May today bring you a Happy Baby Pose as you sit back and enjoy all of your hard work.


If reflections like these are helpful, feel free to email me at gary@garybagley.com or connect with me or follow me on LinkedIn. I share thoughts, tools, and the occasional leadership wobble there, too.


In case you're unfamiliar with any of the poses I mentioned in this blog:

 

Tadasana (Mountain Pose)

A foundational standing posture that looks deceptively simple. You plant your feet, lengthen your spine, relax your jaw, and remember that “just standing” takes more focus than you expect.


Adho Mukha Śvānāsana (Downward-Facing Dog)
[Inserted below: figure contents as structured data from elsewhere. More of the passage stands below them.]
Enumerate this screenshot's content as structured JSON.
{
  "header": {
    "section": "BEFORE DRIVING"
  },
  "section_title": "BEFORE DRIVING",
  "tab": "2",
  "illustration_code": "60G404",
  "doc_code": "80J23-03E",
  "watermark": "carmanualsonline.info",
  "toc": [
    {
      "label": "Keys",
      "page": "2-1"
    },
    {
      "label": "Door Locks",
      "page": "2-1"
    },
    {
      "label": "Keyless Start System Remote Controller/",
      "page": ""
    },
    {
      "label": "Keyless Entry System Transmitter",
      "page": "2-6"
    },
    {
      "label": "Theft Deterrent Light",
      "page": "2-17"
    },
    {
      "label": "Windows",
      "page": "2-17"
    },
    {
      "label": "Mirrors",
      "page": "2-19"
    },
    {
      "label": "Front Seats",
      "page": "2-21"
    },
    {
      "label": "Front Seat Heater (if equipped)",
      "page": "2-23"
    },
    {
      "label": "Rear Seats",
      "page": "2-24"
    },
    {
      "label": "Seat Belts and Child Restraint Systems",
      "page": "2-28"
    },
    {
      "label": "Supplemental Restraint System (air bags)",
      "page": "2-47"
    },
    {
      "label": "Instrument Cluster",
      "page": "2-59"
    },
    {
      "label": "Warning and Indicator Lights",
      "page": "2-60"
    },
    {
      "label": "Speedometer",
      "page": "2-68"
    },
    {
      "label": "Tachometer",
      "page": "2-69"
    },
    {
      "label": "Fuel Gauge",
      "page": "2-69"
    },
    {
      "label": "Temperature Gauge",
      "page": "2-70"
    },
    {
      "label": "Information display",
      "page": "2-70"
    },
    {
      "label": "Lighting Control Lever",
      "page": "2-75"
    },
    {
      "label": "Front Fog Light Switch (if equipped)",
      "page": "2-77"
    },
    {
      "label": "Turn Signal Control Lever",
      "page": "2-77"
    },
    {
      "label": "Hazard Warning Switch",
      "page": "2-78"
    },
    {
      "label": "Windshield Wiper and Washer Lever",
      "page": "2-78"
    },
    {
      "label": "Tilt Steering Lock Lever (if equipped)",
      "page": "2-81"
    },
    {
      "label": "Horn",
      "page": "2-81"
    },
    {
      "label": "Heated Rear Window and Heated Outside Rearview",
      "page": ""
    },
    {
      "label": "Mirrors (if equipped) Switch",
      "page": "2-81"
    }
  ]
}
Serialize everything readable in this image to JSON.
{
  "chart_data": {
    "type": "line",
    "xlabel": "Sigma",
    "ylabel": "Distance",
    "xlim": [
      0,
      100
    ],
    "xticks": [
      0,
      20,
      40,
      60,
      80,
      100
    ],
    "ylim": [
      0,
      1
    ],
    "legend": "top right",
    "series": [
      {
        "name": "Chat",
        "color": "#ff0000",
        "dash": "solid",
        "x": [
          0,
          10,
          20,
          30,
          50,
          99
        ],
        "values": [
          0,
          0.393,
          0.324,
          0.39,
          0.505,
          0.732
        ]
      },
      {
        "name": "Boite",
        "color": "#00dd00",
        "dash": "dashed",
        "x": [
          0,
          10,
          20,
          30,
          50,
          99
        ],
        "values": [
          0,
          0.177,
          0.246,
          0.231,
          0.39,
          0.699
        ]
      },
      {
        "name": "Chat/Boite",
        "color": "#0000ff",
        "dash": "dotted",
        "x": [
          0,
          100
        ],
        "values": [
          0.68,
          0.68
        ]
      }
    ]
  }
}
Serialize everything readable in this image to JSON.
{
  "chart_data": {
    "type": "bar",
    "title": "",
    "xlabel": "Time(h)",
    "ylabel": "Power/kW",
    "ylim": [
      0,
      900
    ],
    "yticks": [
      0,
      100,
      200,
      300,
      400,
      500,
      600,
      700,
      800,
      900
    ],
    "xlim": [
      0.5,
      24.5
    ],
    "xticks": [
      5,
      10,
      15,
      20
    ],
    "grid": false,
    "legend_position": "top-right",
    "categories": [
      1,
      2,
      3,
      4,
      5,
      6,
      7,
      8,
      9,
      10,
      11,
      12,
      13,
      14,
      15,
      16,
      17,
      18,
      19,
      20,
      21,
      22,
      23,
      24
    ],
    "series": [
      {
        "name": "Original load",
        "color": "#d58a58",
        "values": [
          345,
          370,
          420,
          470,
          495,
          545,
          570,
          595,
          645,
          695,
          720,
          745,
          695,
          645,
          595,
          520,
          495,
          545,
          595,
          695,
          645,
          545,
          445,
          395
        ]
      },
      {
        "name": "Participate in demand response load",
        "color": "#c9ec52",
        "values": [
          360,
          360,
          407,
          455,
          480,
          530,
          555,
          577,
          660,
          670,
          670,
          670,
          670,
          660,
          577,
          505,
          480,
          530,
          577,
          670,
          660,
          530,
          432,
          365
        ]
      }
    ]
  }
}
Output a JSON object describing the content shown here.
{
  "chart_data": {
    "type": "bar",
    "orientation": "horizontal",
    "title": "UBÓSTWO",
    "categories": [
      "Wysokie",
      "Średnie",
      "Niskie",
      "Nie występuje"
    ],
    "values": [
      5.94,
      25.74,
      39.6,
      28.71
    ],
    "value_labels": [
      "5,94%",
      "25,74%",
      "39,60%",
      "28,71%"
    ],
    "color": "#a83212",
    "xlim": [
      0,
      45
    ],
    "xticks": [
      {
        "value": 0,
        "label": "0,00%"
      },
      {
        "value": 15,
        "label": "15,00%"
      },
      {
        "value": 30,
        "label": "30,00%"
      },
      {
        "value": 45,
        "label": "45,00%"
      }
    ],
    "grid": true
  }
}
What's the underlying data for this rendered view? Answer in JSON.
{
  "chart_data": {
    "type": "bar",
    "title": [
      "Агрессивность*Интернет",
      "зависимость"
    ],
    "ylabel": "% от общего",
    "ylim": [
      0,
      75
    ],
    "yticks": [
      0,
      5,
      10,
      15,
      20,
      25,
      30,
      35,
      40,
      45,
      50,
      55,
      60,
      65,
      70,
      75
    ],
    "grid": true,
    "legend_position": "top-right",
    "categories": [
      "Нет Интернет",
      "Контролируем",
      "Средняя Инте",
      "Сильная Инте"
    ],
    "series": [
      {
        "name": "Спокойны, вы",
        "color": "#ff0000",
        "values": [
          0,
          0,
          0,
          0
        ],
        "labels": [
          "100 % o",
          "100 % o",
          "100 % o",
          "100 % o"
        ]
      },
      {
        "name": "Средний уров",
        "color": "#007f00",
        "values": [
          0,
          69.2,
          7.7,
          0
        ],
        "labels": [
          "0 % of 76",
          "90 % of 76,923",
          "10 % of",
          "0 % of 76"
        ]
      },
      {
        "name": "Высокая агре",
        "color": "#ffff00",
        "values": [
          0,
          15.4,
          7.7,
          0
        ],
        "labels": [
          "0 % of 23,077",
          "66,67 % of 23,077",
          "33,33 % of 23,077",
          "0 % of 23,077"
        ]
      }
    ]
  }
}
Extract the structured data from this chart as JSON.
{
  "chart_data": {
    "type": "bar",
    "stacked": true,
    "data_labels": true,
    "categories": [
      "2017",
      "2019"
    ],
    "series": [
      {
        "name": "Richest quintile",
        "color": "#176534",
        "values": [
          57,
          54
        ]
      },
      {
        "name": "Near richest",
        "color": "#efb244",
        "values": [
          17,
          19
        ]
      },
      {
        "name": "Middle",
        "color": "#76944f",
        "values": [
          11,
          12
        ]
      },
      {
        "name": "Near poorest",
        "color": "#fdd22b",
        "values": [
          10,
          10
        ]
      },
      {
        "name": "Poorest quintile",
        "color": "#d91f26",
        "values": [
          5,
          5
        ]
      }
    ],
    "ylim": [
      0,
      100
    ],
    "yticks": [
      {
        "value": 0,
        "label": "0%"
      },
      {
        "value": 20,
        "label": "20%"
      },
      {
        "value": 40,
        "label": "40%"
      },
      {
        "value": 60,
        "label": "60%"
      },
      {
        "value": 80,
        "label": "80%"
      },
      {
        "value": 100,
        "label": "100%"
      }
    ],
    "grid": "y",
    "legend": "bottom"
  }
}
An inverted V-shaped pose with your hands and feet on the ground and hips lifted. Part stretch, part strength-builder, and often the unofficial reset button of yoga classes everywhere.


Vṛkṣāsana (Tree Pose)

A balancing posture where one foot roots into the ground and the other rests on your ankle or calf (or higher when gravity is feeling friendly). Wobbling is not only normal; it’s encouraged.


Vīrabhadrāsana II (Warrior II)

A strong, powerful pose with legs wide, front knee bent, and arms extended in opposite directions. Great for building strength and discovering how much difference a one-inch adjustment can make.


Bālāsana (Child’s Pose)

A resting pose where you fold forward over bent knees, arms extended or alongside your body. The yoga equivalent of “I just need a minute.”


Ānanda Bālāsana (Happy Baby Pose)

A playful, restorative pose where you lie on your back, bend your knees toward your chest, and hold the outer edges of your feet. Gently rocks the lower back, opens the hips, and reminds even the most serious leaders that sometimes the most productive thing you can do is… well, look a little ridiculous and feel a lot better.


Śavāsana (Corpse Pose)

The final relaxation pose, lying flat on your back with eyes closed. Looks like nothing is happening. In yoga, it’s where everything actually happens.